IPTI’s research report Supporting or Resisting Change: Elite Strategies in War to Peace and Political Transitions
16 June 2019
"IPTI’s newly published research report Supporting or Resisting Change: Elite Strategies in War to Peace and Political Transitions, funded by UK Aid from the UK Government, investigates the strategies elite actors apply in order to influence political change in support of or in resistance to political change processes, i.e. the objectives they pursue, and the approaches they use in order to achieve them. To this end, it reconstructs the patterns of elite behavior across 43 peace and transition processes from IPTI’s qualitative database. Below are the key findings:
The report identifies four principal approaches through which elites aim to influence political change:
- Elites negotiate between conflicting positions, i.e. they engage in efforts to resolve dispute through arriving at a common position, characterized by an overarching ethos of reciprocity.
- Elites influence political views, i.e. the manner in which the conflict and possible solutions to it are portrayed and perceived by
key stakeholders in the conflict.
- Elites shape the setting of the transition in which the negotiation process takes place, i.e. the design of the peace process including who participates through which means as well as the parameters of the larger political context.
- Elites undermine the process or existing settlement, i.e. they deliberately obstruct or derail the negotiation process or an existing political settlement through violent or non-violent means.

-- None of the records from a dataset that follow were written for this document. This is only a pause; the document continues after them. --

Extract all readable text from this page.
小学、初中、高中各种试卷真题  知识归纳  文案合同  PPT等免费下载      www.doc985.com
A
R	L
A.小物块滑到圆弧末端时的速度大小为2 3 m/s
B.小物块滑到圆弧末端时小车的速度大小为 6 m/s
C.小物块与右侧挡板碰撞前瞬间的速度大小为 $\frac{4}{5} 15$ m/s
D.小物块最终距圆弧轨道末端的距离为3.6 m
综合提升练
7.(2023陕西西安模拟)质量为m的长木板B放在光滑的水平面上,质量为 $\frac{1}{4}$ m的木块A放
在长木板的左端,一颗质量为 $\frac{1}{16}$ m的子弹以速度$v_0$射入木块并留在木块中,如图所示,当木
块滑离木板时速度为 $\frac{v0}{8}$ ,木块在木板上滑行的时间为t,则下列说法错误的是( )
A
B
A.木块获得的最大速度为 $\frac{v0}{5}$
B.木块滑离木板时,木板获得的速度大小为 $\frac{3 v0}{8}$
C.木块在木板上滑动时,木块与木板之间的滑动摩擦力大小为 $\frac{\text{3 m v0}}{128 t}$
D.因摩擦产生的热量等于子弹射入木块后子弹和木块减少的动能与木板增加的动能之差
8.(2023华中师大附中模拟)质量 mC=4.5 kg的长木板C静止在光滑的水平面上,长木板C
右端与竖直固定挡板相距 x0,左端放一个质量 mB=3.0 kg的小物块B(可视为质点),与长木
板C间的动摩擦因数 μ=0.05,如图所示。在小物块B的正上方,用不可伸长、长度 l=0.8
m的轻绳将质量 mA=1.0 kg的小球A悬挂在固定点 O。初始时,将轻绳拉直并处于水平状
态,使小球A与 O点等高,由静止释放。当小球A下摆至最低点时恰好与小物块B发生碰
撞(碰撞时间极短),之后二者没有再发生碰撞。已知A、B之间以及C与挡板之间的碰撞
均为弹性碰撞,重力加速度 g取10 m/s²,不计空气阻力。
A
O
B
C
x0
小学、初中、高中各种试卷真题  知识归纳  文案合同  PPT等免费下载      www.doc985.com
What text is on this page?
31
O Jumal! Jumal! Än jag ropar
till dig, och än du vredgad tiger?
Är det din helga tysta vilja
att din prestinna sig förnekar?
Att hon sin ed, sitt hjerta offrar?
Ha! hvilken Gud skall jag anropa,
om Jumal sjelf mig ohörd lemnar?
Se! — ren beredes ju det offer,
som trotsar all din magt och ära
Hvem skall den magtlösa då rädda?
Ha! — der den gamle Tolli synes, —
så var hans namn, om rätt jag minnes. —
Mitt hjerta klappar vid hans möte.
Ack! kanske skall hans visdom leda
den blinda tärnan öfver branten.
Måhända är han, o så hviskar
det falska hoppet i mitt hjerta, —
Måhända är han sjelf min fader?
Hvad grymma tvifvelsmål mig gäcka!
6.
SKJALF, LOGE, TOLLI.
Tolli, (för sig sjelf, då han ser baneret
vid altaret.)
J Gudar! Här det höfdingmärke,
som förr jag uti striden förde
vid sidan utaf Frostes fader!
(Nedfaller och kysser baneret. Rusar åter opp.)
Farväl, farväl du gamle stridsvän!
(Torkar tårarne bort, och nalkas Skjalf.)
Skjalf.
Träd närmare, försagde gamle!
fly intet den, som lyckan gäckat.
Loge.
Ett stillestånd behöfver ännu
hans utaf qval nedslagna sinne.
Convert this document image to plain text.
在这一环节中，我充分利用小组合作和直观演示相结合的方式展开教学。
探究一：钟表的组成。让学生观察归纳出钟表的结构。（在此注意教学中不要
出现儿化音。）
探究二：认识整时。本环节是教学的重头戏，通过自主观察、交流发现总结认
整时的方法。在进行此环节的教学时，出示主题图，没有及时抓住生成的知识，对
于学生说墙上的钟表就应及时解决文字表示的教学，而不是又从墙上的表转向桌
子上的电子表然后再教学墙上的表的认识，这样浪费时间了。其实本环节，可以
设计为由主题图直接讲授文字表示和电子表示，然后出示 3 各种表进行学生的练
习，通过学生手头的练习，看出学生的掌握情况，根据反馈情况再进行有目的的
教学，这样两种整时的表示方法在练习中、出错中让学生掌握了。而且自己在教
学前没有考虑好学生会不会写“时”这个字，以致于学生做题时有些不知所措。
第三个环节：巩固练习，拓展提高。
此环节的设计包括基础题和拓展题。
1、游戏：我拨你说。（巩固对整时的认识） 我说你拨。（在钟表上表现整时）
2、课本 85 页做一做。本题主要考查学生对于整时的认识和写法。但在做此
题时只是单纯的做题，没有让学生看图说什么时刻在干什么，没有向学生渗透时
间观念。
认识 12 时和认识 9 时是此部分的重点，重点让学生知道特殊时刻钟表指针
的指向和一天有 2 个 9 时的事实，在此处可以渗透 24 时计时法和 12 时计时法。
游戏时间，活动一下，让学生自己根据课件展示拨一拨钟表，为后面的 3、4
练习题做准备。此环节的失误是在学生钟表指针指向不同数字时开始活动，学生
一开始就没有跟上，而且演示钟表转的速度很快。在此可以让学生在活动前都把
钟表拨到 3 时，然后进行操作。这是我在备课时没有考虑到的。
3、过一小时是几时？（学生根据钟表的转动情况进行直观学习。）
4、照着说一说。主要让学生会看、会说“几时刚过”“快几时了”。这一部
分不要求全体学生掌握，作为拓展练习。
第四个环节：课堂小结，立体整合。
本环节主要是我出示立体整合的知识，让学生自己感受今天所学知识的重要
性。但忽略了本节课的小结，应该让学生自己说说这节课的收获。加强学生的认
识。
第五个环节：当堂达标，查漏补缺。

Elites apply these four principal approaches at various stages along a given peace or transition process, in order to change the formal political arrangement in their favor. The report identifies five distinct phases of transition that are characterized through critical moments in which elites can influence political change. For each phase, the report identifies two major clusters in which elites can be differentiated, depending on their interests and objectives. Clusters change from phase to phase as the overarching
objectives of elites change. They also have a fluctuating membership, even within a phase, as elites move between clusters depending on their changing objectives.